Aktivitas di Dusun Sagu Kais
Begitu menginjakkan kaki di kawasan dusun sagu, kita akan disambut oleh keheningan alam yang damai, hanya diselingi oleh kicauan burung dan gemericik air sungai kecil yang membelah kawasan ini. Di sini, kita bisa ikut bergabung dengan masyarakat yang sedang mengolah pohon sagu dari hulu hingga hilir. Mulai dari penebangan pohon, pemerasan tepung, hingga penyajian kuliner seperti papeda yang disantap bersama ikan kuah kuning atau olahan udang hasil tangkapan dari sungai. Jika penasaran, kita bisa bertanya kepada mereka tentang jenis-jenis sagu yang tumbuh di sana dan bagaimana mereka membedakan satu dengan lainnya. Kita juga akan disuguhkan dengan buah-buahan lokal hutan sagu untuk dinikmati. Baca Juga: Hutan Sagu yang Terancam oleh Sawit
Selain aktivitas tersebut, kita pun bisa belajar membuat garam hitam dari pelepah pohon nipah. Ya, garam tidak hanya dihasilkan dari air laut. Beberapa suku yang tinggal di pesisir Papua juga memanfaatkan pohon nipah sebagai sumber penghasil garam. Masyarakat menyebutnya garam hitam karena dihasilkan dari pembakaran pelepah pohon nipah. Tradisi ini sudah dilakukan secara turun-temurun dan mulai langka. Ada juga praktik membuat tikar dan payung koba-koba dari anyaman daun sagu, serta teknik membuat jaring tradisional “sero” dari tulang gaba sagu untuk menangkap ikan secara lestari. Bersama kaum wanita, kita dapat berkegiatan tangguh kali/ tangguh ikan di sungai kecil saat air surut di siang hari.

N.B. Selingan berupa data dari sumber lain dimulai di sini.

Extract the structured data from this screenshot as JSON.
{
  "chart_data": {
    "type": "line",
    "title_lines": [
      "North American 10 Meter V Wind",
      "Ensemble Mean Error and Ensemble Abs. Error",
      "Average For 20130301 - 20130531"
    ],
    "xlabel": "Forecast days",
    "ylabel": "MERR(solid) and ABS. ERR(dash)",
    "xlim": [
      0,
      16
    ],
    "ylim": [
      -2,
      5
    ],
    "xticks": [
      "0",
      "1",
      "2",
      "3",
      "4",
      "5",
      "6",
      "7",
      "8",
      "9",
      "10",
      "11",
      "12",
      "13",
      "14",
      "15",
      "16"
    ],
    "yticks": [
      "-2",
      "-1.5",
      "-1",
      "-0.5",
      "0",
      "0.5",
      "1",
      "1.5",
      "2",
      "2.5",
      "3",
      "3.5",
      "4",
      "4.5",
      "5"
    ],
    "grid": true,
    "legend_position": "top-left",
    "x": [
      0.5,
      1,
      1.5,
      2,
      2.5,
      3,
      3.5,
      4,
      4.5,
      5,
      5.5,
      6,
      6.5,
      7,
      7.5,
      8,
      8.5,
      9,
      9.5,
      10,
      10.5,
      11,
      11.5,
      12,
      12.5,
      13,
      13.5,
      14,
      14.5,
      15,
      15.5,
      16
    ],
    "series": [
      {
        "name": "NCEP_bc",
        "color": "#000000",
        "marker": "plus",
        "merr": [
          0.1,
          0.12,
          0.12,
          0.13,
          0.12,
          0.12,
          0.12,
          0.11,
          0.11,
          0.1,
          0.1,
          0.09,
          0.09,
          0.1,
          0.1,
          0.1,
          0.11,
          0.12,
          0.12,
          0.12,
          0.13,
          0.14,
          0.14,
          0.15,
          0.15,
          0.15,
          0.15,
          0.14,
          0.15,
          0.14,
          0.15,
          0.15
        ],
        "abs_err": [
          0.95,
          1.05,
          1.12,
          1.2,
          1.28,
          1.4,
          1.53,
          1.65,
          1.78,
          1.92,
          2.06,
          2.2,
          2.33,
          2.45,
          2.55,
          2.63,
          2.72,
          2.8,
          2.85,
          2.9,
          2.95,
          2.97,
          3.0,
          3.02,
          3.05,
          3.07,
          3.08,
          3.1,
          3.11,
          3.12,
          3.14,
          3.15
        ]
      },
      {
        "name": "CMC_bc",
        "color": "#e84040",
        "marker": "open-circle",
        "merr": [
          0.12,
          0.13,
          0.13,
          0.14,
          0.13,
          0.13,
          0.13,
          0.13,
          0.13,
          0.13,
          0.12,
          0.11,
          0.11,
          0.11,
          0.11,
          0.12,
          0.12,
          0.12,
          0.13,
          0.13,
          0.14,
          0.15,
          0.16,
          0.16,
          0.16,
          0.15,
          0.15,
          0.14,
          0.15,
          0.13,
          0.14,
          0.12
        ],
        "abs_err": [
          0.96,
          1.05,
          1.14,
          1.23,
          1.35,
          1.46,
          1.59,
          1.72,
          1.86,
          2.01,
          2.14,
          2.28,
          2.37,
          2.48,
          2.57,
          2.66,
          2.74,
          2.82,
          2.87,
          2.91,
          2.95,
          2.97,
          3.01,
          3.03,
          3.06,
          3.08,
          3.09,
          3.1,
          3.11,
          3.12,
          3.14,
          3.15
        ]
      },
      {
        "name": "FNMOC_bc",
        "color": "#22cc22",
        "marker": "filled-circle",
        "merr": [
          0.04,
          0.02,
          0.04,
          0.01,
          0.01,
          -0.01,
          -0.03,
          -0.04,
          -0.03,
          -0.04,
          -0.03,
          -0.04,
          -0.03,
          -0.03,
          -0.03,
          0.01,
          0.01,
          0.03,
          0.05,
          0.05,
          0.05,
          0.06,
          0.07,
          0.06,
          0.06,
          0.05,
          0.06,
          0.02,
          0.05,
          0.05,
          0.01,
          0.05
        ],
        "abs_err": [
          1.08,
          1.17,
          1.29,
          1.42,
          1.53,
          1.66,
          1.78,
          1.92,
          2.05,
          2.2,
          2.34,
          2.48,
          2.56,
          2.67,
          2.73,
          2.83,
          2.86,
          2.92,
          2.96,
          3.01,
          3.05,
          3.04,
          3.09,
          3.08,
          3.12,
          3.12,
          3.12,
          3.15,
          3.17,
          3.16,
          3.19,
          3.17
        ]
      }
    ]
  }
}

Saat pagi atau sore, kita juga bisa menyusuri sungai dengan perahu tradisional, menyaksikan burung-burung endemik seperti kakatua, nuri, mambruk, hingga maleo bertengger di dahan pohon sagu. Di beberapa titik, kelelawar beterbangan di antara tajuk-tajuk rimbun, rusa liar, dan kasuari kadang terlihat melintas di tepian air. Kita juga bisa menyaksikan atraksi budaya seperti musik dan tarian malam di alun-alun kampung di sore hari. Pertunjukan ini bukan sekadar hiburan, tapi representasi nilai dan filosofi hidup masyarakat Kais yang tumbuh bersama hutan sagu. Baca Juga: Sagu yang Menghidupi Masyarakat Sekitar Danau Sentani
Yang menjadikan wisata ini begitu istimewa bukan hanya lanskap atau keanekaragaman hayatinya, melainkan juga makna keberadaannya bagi masyarakat. Wisata Sagu Kais tidak hanya membuka peluang ekonomi alternatif yang lestari bagi masyarakat lokal, seperti menjadi pemandu wisata, juru masak, pengrajin, atau penyedia transportasi sungai, tetapi juga menjadi sarana pelestarian lingkungan dan budaya.